There were several inaccuracies in the book which didn't make it flow well for me. The story line was good, but I found Emmy to be a bit wishy-washy and not very believable. She had told her boyfriend that she had a stepsister and they shared the same father and yet they both had different last names. As someone who grew up in London several things bothered me which might not be noticeable to American readers. Emmy often referred to her time as a child in Brighton Beach. Brighton Beach is near Brooklyn, she was actually referring to the town of Brighton (south of London) which has a beach, but is not part of the town's name. Also Emmy was fifteen (but pretended to be 16) when we are introduced to her in 1940 and she constantly mentioned that she was fifteen and not school leaving age. Until 1947 the school leaving age was fourteen. When she arrives in the Cotswolds it's June and she mentions she won't need to go back to school for three months. The school term in England is the beginning of September until the middle of July with approximately six weeks for the summer, not three months.

Friday, August 12, 2016

Keeper of the Doves by Betsy Byars

Keeper of the Doves at 120 pages is a short read (for ages 8-12), but Betsy Byars makes every word count. I chose it for my 50 State Reading Challenge - it's set in Kentucky.

From the cover:
Amen McBee is exceptionally bright - she gobbles up words the way other children gobble up sweets. She's also restless. It's the summer of 1899, and everything seems to be changing - everything except the tranquil world of The Willows, her family's home. Yet for Amen and her four older sisters - Abigail, Augusta and the Bella twins, Arabella and Annabella - change is much nearer than they think.

Tuesday, August 9, 2016

Nemo's Garden

This is an interesting project - Nemo's Garden - growing a garden below the ocean surface.
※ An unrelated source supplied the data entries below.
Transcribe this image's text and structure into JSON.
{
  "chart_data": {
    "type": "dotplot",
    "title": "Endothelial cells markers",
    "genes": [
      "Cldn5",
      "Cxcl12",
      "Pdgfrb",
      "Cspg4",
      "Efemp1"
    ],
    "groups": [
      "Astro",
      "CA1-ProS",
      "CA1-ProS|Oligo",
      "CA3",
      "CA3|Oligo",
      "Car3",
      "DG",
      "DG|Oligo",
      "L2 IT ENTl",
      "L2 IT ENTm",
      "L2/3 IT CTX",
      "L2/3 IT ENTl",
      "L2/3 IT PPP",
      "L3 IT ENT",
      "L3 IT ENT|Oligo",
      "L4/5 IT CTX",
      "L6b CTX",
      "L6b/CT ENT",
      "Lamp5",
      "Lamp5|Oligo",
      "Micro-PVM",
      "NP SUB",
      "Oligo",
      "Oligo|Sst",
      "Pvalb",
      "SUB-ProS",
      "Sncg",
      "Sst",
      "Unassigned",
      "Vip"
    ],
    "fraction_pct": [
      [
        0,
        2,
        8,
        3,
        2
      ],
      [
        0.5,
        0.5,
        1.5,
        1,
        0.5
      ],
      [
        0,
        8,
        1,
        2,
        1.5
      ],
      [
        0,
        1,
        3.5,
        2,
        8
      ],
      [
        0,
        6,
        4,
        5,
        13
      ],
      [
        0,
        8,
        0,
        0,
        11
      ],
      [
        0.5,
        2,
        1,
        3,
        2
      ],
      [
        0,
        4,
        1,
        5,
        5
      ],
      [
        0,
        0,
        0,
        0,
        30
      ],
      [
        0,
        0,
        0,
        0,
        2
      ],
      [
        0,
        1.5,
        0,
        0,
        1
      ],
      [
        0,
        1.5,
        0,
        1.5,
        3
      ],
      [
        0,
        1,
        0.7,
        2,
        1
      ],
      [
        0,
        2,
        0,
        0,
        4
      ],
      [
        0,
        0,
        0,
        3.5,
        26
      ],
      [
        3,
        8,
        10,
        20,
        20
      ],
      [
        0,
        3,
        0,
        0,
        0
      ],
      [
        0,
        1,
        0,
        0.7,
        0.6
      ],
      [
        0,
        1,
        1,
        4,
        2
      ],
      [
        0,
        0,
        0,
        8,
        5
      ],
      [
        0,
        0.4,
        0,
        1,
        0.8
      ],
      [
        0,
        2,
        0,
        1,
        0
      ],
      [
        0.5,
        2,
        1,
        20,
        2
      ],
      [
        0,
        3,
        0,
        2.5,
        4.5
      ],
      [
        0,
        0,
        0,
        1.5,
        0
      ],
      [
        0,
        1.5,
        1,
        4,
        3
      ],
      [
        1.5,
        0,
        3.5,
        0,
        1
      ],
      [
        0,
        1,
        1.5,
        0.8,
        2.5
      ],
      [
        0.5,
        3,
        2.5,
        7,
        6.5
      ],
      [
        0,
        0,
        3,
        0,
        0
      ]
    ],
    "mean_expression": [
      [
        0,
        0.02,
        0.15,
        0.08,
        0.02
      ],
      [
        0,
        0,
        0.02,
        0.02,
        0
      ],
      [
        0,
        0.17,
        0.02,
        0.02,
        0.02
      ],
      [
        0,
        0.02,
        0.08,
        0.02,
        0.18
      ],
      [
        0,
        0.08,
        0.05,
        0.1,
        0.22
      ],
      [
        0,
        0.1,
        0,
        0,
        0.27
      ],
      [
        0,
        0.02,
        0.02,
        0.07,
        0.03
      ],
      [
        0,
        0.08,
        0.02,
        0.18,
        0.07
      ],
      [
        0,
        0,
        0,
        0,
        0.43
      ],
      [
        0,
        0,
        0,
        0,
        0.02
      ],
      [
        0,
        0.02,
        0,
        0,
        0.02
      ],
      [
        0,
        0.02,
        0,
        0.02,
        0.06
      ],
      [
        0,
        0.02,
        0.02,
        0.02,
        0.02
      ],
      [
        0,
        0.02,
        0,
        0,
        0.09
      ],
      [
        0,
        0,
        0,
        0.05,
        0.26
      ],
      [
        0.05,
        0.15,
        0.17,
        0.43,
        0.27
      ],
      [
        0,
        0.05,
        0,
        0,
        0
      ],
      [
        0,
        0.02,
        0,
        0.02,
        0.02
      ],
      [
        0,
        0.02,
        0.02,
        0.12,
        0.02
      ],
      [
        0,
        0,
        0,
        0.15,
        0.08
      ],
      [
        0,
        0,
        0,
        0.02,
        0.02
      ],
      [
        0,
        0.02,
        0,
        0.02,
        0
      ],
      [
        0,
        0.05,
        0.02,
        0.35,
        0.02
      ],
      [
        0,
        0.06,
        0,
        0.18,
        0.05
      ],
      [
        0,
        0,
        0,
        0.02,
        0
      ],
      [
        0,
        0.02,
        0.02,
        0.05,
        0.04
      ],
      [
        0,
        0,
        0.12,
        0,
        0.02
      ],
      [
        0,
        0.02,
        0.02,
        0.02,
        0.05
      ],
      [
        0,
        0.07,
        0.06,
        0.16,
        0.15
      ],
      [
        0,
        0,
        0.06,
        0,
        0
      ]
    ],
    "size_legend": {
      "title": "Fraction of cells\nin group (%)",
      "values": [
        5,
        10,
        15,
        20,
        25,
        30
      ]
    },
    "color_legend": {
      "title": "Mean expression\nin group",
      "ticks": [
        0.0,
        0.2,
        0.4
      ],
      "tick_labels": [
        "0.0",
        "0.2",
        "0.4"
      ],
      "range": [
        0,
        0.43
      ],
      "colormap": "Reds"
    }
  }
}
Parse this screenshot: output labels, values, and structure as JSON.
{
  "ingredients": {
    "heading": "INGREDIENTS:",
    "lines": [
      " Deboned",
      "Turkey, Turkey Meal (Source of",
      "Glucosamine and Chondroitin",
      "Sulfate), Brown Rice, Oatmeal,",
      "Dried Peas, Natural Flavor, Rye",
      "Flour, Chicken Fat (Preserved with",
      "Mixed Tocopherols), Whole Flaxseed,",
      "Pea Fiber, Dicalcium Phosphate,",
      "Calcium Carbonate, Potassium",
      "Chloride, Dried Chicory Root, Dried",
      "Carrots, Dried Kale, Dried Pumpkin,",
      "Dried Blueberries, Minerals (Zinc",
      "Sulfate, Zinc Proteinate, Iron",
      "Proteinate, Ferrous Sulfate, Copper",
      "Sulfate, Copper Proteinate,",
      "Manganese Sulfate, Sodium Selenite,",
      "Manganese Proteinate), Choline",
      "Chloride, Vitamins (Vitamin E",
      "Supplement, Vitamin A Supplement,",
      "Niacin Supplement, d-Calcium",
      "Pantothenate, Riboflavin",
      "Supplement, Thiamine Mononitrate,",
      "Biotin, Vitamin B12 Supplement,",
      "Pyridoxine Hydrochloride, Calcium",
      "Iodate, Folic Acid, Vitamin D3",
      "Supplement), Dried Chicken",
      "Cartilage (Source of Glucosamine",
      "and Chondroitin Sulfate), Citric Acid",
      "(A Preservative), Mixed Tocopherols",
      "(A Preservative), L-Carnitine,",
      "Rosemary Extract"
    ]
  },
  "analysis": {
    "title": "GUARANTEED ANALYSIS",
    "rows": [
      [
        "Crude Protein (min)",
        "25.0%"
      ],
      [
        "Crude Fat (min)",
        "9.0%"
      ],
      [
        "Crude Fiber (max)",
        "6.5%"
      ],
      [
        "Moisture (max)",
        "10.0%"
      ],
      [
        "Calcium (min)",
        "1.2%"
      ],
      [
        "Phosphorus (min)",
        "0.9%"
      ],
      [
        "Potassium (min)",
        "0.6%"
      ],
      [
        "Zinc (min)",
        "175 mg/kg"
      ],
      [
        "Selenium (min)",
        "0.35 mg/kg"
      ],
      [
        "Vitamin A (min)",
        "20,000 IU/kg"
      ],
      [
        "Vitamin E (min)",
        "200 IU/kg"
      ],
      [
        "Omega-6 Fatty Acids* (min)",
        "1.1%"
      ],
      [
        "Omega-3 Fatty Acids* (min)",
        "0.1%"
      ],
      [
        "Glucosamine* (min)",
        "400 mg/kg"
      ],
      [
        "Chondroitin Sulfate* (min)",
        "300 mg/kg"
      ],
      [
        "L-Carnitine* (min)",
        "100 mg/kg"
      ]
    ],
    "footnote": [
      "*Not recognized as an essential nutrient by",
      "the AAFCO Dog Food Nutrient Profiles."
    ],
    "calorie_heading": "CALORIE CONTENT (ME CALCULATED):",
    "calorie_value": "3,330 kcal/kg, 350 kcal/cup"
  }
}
I found out about it in a children's National Geographic magazine.

Friday, August 5, 2016

A Death in the Family by James Agee

A Death in the Family by James Agee is an emotional story following a death in the family. Not dissimilar to the thoughts James Agee might have had after his father's sudden death. Unfortunately James Agee's death was also untimely at the age of 46 years and A Death in the Family was published two years after his demise - the novel went on to win the Pulitzer Prize.